Ministries routinely break Treasury rules, while frequently raiding parastatals under their ambit for cash. Parastatals, which have racked up billions of dollars in losses since 2009, flout tender procedures and overpay their fat cat directors and executive management.

Some serial loss-makers pay more in board fees than a director at profitable corporations such as Delta and Econet could ever hope for.

The Zimbabwe Mining Development Corporation. has assets in virtually every mineral class found in the country, including gold, platinum and diamonds, but still records a string of losses. Yet it pays between $650 and $700 in board fees and an average $330 sitting allowance. Its generosity even extends to paying cell phone allowances to directors who have long left its service.

Another parastatal, the Minerals Marketing Corporation of Zimbabwe (MMCZ), paid $25 000 in board expenses between 2013 and 2015, when it did not have a board. The then mines ministry permanent secretary, Francis Gudyanga, was the MMCZ’s one-man board.

When a Parliamentary committee recommended Gudyanga’s removal from public service, President Robert Mugabe responded by moving him to another ministry!

Mugabe occasionally speaks against corruption, but his odd excuses for inaction border on reckless permissiveness, if not complicity.

In light of this attitude from the executive, Parliament becomes key in checking abuses. The legislature, through some of its committees, tries to exercise oversight and enforce accountability.
But it could do more.
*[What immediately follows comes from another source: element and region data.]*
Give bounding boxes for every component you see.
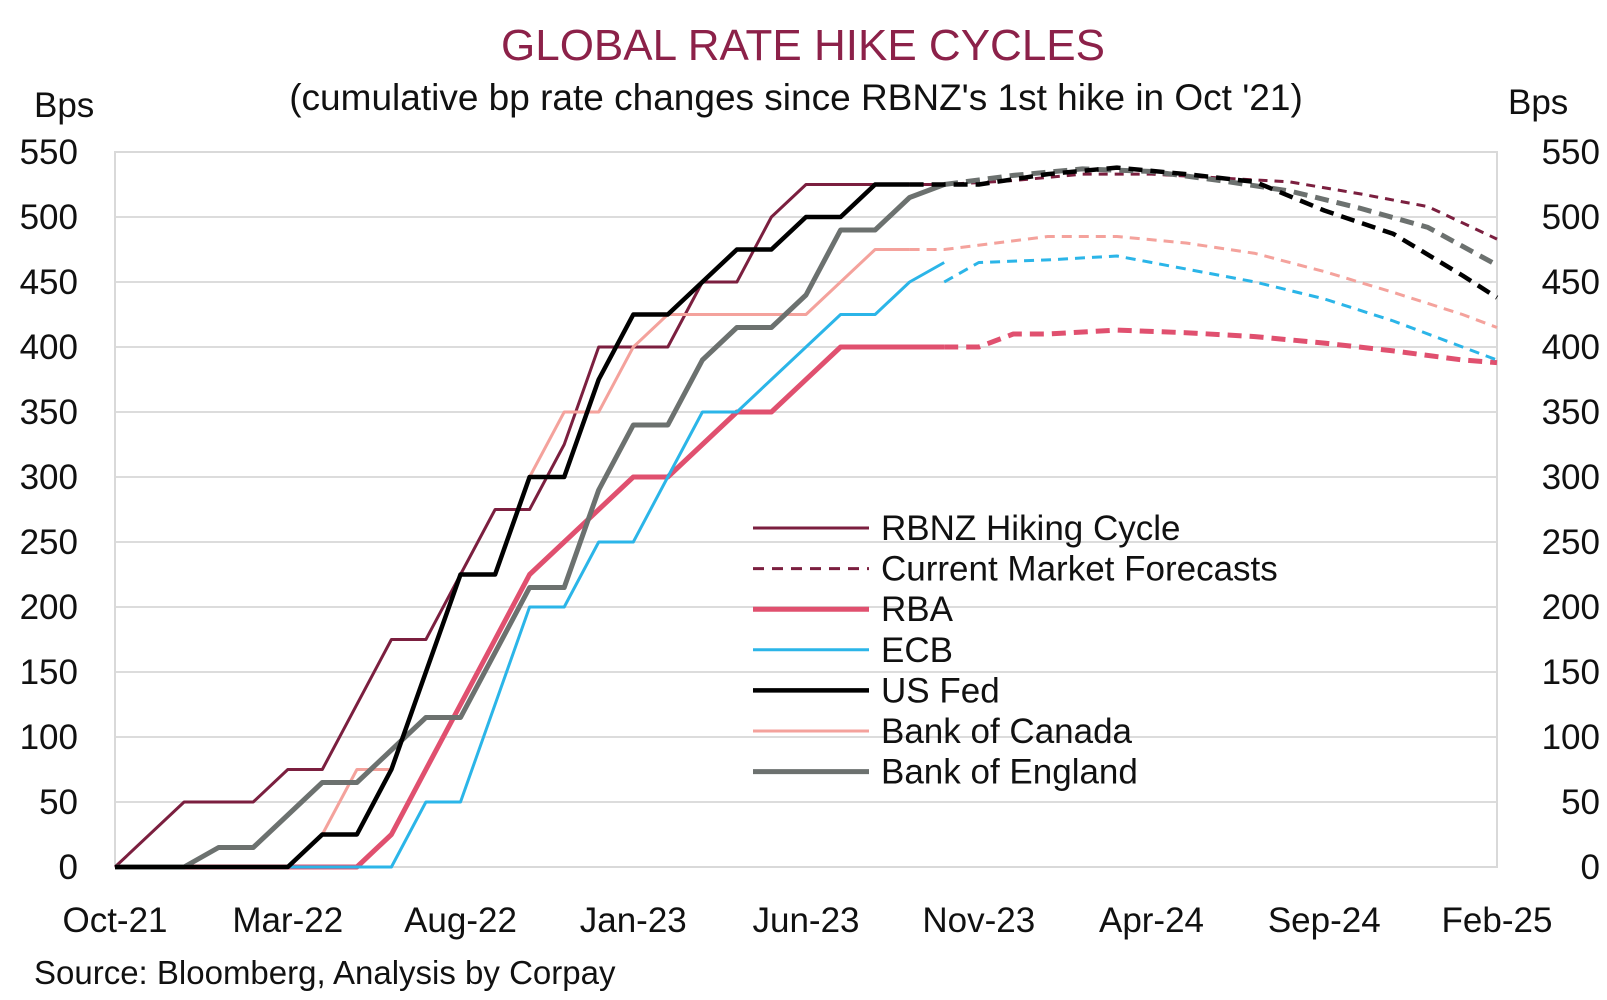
series-line-rba bbox=[115, 344, 945, 870]
x-tick-label: Apr-24 bbox=[1099, 901, 1204, 940]
y-tick-label-left: 100 bbox=[20, 718, 78, 757]
series-line-rba-forecast bbox=[944, 327, 1498, 366]
x-tick-label: Jun-23 bbox=[752, 901, 859, 940]
x-tick-label: Nov-23 bbox=[922, 901, 1035, 940]
right-axis-unit-label: Bps bbox=[1508, 83, 1568, 122]
y-tick-label-left: 550 bbox=[20, 133, 78, 172]
legend-label: RBNZ Hiking Cycle bbox=[881, 509, 1181, 548]
series-line-rbnz-hiking-cycle bbox=[113, 183, 876, 869]
y-tick-label-right: 200 bbox=[1542, 588, 1600, 627]
series-line-ecb bbox=[115, 261, 945, 869]
series-line-us-fed bbox=[115, 182, 910, 870]
series-lines bbox=[113, 165, 1499, 870]
legend-label: ECB bbox=[881, 631, 953, 670]
series-line-bank-of-canada bbox=[115, 248, 910, 869]
x-tick-label: Oct-21 bbox=[62, 901, 167, 940]
legend-label: Bank of England bbox=[881, 753, 1138, 792]
y-tick-label-right: 450 bbox=[1542, 263, 1600, 302]
series-line-bank-of-canada-forecast bbox=[909, 235, 1498, 329]
legend-label: Bank of Canada bbox=[881, 712, 1133, 751]
axis-ticks: 0 0 50 50 100 100 150 150 200 200 250 250 300 300 350 3… bbox=[20, 133, 1600, 940]
chart-title: GLOBAL RATE HIKE CYCLES bbox=[501, 21, 1105, 70]
y-tick-label-right: 300 bbox=[1542, 458, 1600, 497]
legend-label: Current Market Forecasts bbox=[881, 550, 1278, 589]
left-axis-unit-label: Bps bbox=[34, 86, 94, 125]
y-tick-label-left: 0 bbox=[59, 848, 78, 887]
plot-area-frame bbox=[114, 151, 1498, 868]
legend-label: RBA bbox=[881, 590, 954, 629]
y-tick-label-right: 0 bbox=[1581, 848, 1600, 887]
y-tick-label-left: 300 bbox=[20, 458, 78, 497]
y-tick-label-right: 150 bbox=[1542, 653, 1600, 692]
y-tick-label-left: 250 bbox=[20, 523, 78, 562]
series-line-bank-of-england bbox=[115, 182, 946, 870]
series-line-us-fed-forecast bbox=[909, 165, 1499, 300]
series-line-rbnz-forecast bbox=[875, 172, 1498, 241]
y-tick-label-left: 350 bbox=[20, 393, 78, 432]
series-line-bank-of-england-forecast bbox=[943, 166, 1499, 268]
y-tick-label-right: 100 bbox=[1542, 718, 1600, 757]
y-tick-label-left: 400 bbox=[20, 328, 78, 367]
y-tick-label-left: 50 bbox=[39, 783, 78, 822]
source-note: Source: Bloomberg, Analysis by Corpay bbox=[34, 954, 616, 991]
y-tick-label-right: 400 bbox=[1542, 328, 1600, 367]
y-tick-label-right: 500 bbox=[1542, 198, 1600, 237]
series-line-ecb-forecast bbox=[943, 254, 1498, 362]
y-tick-label-right: 350 bbox=[1542, 393, 1600, 432]
x-tick-label: Aug-22 bbox=[404, 901, 517, 940]
y-tick-label-left: 200 bbox=[20, 588, 78, 627]
gridlines bbox=[115, 151, 1497, 868]
y-tick-label-left: 450 bbox=[20, 263, 78, 302]
y-tick-label-right: 50 bbox=[1561, 783, 1600, 822]
x-tick-label: Feb-25 bbox=[1442, 901, 1553, 940]
x-tick-label: Jan-23 bbox=[580, 901, 687, 940]
x-tick-label: Sep-24 bbox=[1268, 901, 1381, 940]
chart-subtitle: (cumulative bp rate changes since RBNZ's… bbox=[289, 77, 1303, 118]
y-tick-label-right: 550 bbox=[1542, 133, 1600, 172]
x-tick-label: Mar-22 bbox=[232, 901, 343, 940]
y-tick-label-left: 150 bbox=[20, 653, 78, 692]
legend-label: US Fed bbox=[881, 671, 1000, 710]
y-tick-label-right: 250 bbox=[1542, 523, 1600, 562]
y-tick-label-left: 500 bbox=[20, 198, 78, 237]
All too often, Cabinet ministers get away with bald-faced lies when they appear before Parliamentary committees.

Quite often, the Parliamentary committees appear under-equipped to confront dissembling ministers and officials.

A case in point is Home Affairs Minister Ignatius Chombo’s June 19 declaration, before a Parliamentary committee, that the Zimbabwe Republic Police collects no more than $15 million annually in traffic fines, is a case in point.

The AG’s reports, Treasury figures and data produced by parliament’s own budget oversight experts show this to be a brazen lie, but Chombo, like many of his Cabinet colleagues, went unchallenged because lawmakers do not seem to have the correct information.

Parliament’s inability to bring offenders to account, compounded by Mugabe’s penchant to reward the corrupt and incompetent, means the good work done by Mildred Chiri will be in vain.
Corruption and abuse will always fester in an environment where impunity is the norm.